My peripheral blood-stem-cell transplant (PBSCT), the thing that used to be called (because it was) a bone-marrow transplant, was a success, and I am now officially in remission, per my oncologist. Admitted to Hospital of University of Pennsylvania on June 20, discharged July 12. Of major interest was the bout of typhlitis I suffered for about a week after July 4, proving that if I hate my own guts, they hate me right back, but the good doctors and nurses got me through it, hallucinatory fevers and all.

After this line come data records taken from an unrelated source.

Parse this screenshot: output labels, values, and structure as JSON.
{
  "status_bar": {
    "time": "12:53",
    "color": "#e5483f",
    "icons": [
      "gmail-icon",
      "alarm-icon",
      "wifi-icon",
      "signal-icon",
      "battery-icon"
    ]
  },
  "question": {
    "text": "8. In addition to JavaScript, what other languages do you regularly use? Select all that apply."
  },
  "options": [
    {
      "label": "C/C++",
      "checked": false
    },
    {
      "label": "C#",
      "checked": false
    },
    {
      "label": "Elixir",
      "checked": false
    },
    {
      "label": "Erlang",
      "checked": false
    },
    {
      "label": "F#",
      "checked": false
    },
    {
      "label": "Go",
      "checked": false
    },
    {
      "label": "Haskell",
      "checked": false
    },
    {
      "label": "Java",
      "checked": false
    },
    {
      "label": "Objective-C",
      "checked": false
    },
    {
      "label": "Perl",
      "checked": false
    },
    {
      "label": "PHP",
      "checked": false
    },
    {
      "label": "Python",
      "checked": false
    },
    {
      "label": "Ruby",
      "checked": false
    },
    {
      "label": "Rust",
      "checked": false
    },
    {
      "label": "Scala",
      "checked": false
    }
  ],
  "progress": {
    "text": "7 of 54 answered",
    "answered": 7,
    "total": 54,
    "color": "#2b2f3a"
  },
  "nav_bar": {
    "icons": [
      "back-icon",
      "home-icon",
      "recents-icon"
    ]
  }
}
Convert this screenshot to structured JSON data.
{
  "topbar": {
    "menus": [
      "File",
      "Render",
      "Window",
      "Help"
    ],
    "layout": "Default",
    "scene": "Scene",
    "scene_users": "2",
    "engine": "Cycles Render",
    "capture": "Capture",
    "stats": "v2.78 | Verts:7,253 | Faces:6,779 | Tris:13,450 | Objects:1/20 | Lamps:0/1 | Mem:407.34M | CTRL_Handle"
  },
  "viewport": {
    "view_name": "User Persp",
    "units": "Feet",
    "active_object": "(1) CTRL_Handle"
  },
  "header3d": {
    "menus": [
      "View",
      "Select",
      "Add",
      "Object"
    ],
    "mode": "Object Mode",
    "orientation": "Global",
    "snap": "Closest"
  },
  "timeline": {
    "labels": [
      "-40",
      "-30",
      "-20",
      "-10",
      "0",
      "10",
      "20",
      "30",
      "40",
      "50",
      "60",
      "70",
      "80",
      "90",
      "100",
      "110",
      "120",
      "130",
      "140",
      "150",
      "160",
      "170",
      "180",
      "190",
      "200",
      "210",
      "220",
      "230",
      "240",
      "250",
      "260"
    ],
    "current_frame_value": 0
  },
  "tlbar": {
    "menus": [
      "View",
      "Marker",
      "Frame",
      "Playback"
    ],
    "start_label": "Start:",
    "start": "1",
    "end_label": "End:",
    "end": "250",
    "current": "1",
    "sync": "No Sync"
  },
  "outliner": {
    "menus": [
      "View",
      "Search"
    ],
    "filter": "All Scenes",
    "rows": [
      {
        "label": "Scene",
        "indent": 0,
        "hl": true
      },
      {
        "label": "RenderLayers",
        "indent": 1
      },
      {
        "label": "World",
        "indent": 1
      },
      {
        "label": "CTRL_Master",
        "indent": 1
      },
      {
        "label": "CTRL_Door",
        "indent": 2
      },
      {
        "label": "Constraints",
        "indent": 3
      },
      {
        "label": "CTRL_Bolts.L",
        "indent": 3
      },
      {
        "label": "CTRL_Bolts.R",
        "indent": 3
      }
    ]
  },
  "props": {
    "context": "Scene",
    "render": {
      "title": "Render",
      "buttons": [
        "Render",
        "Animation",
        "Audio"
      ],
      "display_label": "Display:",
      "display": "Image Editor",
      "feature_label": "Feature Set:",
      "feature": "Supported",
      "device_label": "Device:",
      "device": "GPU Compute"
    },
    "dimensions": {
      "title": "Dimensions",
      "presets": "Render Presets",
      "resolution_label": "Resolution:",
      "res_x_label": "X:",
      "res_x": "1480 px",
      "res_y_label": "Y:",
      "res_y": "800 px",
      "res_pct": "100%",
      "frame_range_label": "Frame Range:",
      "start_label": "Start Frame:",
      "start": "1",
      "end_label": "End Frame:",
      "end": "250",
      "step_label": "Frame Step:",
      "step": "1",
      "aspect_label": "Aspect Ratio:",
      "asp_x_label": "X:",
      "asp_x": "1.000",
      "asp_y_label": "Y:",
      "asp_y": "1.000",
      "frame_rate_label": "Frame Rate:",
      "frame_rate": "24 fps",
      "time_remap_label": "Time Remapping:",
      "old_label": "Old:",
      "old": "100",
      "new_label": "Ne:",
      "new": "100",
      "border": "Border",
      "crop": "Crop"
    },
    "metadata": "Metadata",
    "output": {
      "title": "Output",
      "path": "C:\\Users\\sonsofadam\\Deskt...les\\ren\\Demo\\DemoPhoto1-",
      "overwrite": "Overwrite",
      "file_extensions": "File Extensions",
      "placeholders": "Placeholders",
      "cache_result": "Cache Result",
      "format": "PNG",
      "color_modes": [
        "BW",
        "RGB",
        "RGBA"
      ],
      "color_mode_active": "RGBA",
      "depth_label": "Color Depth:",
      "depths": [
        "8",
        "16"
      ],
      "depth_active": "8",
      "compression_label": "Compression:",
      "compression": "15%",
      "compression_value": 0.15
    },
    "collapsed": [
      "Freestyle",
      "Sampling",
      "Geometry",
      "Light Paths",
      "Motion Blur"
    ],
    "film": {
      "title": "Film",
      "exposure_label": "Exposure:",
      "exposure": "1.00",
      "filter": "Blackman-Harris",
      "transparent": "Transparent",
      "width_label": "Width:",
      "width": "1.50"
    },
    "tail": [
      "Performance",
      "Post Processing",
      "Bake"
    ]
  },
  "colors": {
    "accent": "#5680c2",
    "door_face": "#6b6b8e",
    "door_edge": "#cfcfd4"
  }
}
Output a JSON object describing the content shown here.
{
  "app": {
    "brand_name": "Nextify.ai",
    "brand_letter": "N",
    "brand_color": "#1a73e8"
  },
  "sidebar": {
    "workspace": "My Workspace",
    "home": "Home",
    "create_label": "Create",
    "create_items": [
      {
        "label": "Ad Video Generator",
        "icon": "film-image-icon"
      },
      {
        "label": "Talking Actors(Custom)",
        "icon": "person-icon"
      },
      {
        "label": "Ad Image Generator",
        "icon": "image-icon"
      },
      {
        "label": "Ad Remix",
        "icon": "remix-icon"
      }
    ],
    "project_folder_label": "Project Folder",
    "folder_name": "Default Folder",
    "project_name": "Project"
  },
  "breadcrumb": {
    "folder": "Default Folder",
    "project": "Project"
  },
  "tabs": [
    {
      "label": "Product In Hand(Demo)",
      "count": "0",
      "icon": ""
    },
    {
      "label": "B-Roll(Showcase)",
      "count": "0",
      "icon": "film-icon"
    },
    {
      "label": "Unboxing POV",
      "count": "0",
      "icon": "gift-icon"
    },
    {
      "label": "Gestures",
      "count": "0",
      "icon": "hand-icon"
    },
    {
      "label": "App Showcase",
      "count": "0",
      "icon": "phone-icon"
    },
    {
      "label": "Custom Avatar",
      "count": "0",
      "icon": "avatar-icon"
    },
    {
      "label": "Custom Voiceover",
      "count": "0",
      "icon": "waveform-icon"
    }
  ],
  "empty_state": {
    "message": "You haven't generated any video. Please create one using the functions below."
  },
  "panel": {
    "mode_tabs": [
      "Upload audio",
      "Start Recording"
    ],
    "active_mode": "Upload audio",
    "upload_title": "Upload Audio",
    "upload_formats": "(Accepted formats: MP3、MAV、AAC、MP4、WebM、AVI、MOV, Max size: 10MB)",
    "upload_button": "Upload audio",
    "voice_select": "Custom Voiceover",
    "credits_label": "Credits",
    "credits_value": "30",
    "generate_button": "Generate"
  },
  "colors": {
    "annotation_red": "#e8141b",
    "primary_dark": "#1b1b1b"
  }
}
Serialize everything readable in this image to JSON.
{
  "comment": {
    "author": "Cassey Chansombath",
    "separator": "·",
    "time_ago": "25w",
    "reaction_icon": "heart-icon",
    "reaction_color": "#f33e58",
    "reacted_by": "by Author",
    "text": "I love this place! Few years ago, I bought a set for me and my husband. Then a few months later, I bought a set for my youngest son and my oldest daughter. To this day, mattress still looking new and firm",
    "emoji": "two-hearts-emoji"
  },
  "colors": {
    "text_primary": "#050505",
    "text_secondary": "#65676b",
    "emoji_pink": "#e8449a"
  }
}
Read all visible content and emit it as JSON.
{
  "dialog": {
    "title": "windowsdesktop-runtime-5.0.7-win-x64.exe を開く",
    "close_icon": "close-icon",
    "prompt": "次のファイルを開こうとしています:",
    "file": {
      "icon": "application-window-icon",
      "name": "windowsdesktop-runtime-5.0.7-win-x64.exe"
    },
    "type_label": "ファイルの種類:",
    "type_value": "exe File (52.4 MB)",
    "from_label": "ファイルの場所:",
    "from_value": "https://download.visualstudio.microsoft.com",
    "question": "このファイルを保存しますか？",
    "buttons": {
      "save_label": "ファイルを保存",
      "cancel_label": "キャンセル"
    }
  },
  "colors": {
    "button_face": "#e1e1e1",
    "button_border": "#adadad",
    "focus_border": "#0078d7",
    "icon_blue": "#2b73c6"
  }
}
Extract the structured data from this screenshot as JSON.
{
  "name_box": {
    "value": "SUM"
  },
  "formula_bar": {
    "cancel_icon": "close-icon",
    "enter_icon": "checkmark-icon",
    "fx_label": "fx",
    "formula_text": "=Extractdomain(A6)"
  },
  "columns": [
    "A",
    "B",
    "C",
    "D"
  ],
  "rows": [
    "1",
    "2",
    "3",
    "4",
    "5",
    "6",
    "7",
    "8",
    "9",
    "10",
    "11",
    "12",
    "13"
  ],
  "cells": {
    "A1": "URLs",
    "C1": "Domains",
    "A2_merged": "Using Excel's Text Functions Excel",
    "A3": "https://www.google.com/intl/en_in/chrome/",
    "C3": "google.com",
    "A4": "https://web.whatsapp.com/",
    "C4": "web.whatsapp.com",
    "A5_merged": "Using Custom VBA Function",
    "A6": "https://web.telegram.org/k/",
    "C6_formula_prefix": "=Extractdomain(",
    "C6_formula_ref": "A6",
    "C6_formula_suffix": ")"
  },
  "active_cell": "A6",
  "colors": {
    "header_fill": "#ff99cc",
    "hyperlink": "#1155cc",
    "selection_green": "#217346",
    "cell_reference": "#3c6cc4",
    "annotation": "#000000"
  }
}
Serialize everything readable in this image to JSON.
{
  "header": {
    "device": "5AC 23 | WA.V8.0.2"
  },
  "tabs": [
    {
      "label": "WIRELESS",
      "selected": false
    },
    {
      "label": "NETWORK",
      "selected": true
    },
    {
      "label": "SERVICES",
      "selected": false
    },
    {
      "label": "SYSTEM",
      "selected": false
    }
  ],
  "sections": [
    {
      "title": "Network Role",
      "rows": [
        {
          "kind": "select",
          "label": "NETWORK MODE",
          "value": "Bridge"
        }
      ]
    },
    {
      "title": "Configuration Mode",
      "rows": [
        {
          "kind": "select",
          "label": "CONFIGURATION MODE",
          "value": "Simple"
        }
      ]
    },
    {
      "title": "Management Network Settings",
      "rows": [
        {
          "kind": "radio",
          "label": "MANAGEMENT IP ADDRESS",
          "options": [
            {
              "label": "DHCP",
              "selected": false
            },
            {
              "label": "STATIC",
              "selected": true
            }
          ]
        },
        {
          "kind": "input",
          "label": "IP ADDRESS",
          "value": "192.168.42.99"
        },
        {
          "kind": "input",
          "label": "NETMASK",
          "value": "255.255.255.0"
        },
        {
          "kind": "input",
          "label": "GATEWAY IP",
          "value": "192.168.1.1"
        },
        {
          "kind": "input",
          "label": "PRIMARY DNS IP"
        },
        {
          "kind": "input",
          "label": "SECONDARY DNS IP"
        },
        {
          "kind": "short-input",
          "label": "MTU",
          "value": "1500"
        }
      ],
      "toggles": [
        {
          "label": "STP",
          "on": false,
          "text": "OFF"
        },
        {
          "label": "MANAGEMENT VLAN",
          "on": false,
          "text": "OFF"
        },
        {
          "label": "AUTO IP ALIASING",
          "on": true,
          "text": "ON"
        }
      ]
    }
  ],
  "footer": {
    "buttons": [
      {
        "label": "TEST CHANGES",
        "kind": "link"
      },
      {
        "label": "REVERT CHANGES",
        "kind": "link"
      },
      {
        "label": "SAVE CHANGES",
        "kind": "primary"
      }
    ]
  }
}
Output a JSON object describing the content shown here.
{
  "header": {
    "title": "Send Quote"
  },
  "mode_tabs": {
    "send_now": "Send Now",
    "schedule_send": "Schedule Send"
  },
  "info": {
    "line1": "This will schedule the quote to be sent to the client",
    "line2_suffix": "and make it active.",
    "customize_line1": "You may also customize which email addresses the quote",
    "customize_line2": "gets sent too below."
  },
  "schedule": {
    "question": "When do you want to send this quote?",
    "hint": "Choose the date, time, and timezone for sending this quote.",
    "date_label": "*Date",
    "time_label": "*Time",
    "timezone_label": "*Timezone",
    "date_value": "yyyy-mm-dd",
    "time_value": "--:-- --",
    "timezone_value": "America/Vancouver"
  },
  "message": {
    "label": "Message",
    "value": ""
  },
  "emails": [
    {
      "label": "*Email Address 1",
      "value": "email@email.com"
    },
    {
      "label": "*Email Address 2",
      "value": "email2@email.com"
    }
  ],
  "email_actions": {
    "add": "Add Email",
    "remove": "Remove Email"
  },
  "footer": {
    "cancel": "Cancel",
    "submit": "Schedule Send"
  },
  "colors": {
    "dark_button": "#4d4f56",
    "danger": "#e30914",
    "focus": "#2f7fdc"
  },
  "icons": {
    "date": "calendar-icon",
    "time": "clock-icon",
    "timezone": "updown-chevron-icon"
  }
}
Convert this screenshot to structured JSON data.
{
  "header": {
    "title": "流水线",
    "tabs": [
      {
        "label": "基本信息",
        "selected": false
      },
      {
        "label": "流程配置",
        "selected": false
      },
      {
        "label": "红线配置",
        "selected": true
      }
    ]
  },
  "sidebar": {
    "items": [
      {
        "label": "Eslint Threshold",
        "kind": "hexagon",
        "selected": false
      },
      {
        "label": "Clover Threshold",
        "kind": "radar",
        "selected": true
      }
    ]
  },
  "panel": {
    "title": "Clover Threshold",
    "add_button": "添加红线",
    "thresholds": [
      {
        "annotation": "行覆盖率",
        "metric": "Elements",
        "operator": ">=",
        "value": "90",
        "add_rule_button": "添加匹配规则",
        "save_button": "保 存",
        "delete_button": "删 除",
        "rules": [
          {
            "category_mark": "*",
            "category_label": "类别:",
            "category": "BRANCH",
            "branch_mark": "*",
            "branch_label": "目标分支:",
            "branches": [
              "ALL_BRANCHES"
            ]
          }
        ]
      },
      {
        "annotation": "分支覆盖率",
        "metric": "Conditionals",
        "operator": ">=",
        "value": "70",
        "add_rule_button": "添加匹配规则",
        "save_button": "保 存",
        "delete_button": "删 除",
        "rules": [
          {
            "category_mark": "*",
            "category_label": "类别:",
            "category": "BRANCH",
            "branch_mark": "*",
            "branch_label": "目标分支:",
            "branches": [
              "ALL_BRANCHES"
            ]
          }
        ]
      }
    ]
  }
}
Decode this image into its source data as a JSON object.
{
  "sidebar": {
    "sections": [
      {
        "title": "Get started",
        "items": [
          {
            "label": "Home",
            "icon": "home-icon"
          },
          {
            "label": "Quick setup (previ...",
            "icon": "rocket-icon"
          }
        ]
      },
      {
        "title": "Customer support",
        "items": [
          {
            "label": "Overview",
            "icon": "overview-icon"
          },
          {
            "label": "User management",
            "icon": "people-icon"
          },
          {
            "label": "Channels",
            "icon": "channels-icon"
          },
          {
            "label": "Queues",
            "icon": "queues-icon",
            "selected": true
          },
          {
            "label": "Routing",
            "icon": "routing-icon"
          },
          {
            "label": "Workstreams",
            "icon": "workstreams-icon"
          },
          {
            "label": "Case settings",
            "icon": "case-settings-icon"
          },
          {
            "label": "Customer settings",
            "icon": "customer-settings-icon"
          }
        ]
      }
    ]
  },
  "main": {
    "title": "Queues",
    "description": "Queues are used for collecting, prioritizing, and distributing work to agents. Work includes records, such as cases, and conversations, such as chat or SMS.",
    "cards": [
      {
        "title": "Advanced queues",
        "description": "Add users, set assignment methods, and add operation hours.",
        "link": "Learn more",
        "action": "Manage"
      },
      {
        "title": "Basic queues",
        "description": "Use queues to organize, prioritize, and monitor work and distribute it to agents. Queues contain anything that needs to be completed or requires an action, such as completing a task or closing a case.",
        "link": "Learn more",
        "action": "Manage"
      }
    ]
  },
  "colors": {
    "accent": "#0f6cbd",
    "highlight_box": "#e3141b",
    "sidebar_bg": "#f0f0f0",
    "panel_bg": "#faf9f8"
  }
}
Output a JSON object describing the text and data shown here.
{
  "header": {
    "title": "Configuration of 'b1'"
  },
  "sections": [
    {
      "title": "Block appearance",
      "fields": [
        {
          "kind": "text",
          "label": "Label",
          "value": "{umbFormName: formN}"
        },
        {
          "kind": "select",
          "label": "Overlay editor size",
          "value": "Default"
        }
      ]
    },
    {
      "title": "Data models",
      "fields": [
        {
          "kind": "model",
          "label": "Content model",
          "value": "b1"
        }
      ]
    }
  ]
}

Then about three weeks of recuperation and pampering at my older sister's house, then back home and back to the office by early August (working part-time at first). Regular trips to the oncologist (weekly to begin with, but we're down to every 3 months now) were always encouraging, as blood and protein levels gradually leveled out and back to normal levels. By the very end of December last year, and my first post-transplant marrow biopsy, my onc checked the box on my file form that says "remission," (though I believe it gets post-dated to day of my transplant, so today I can say I've been in remission for the past 10 months).
Found time in September to do a little fund-raising for the Leukemia & Lymphoma [and sort-of Myelmoma] Society; it's amazing how people shell out when they know you have (had?) cancer.
And in the past several months have had opportunity to enjoy my renewed health. In December I traipsed around NYC like a visiting college student :



...and the next month booked a long-desired Carribbean trip, destination: Anguilla, where I spent a week in late March. Perfect. The only real difficulty has been in attempting to adjust to the "normal routine" of the pre-myelomatic life, which, as I've been discussing with fellow cancer patients of whatever stripe, is not simple.
Okay, that's the update. Hope no one's been terribly bored in the interim.